The 1992 JFK Records Act mandated that all the documents be released by Oct. 26, 2017.
However, one person had the power to stop it—the incumbent president.
When the time for total declassification finally came, President Donald Trump put a six-month delay on the final declassification. Then he put a three-year delay on it.
“Some of the material shows the national archives strongly disagreed with the proposed withholdings made by CIA and FBI, saying the requests did not comply with the JFK Records Act. It was previously unclear what role the Archives played or if they were basically just a passive records custodian. The ARRB Final Report recommended that NARA [National Archives and Records Administration] or some future government body be given the same powers of the ARRB to overrule agency objections and the latest exchange shows how the current structure does not work. Both presidents seem to cave into claims of national security no matter how unreasonable,” Schnapf continued.

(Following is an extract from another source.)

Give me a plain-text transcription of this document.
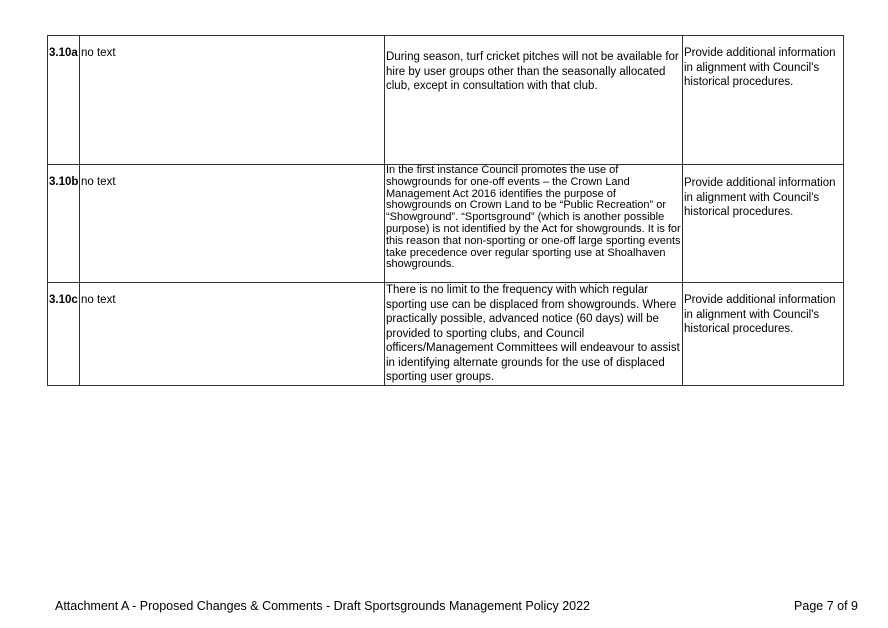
3.10a	no text	During season, turf cricket pitches will not be available for hire by user groups other than the seasonally allocated club, except in consultation with that club.	Provide additional information in alignment with Council's historical procedures.
3.10b	no text	In the first instance Council promotes the use of showgrounds for one-off events – the Crown Land Management Act 2016 identifies the purpose of showgrounds on Crown Land to be “Public Recreation” or “Showground”. “Sportsground” (which is another possible purpose) is not identified by the Act for showgrounds. It is for this reason that non-sporting or one-off large sporting events take precedence over regular sporting use at Shoalhaven showgrounds.	Provide additional information in alignment with Council's historical procedures.
3.10c	no text	There is no limit to the frequency with which regular sporting use can be displaced from showgrounds. Where practically possible, advanced notice (60 days) will be provided to sporting clubs, and Council officers/Management Committees will endeavour to assist in identifying alternate grounds for the use of displaced sporting user groups.	Provide additional information in alignment with Council's historical procedures.
Attachment A - Proposed Changes & Comments - Draft Sportsgrounds Management Policy 2022	Page 7 of 9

“This first batch covered the time period before Trump issued his first postponement in October 2017. I’ve only received 58 unredacted pages so far while waiting for another 179 pages of this first batch being reviewed by other agencies.”
“This first batch also seems to suggest that the executive branch orchestrated the October 2017 postponement so that it was being requested by NARA,” Schnapf stated.
By the time President Joe Biden took office, about 15,000 documents were either being withheld or redacted in part.
“It’s very little and very late,” Kennedy Jr. said
“There’s only 10 percent of the documents that legally have to be released in that data dump. But even those documents are clearly showing that the CIA lied outright to the Warren Commission about its relationship with Lee Harvey Oswald,” he added.
Schnapf and his team are determined to try their best to shed light on the classified information and pursue various means, not limited to Freedom of Information Act requests.
“We have an aggressive group of lawyers. We’re going to be pressing the law. We’re going to try to use the law. In the past when there was litigation, it was often focused on the Freedom of Information Act. We’re trying all different things. We’re going to pursue this and pursue that.”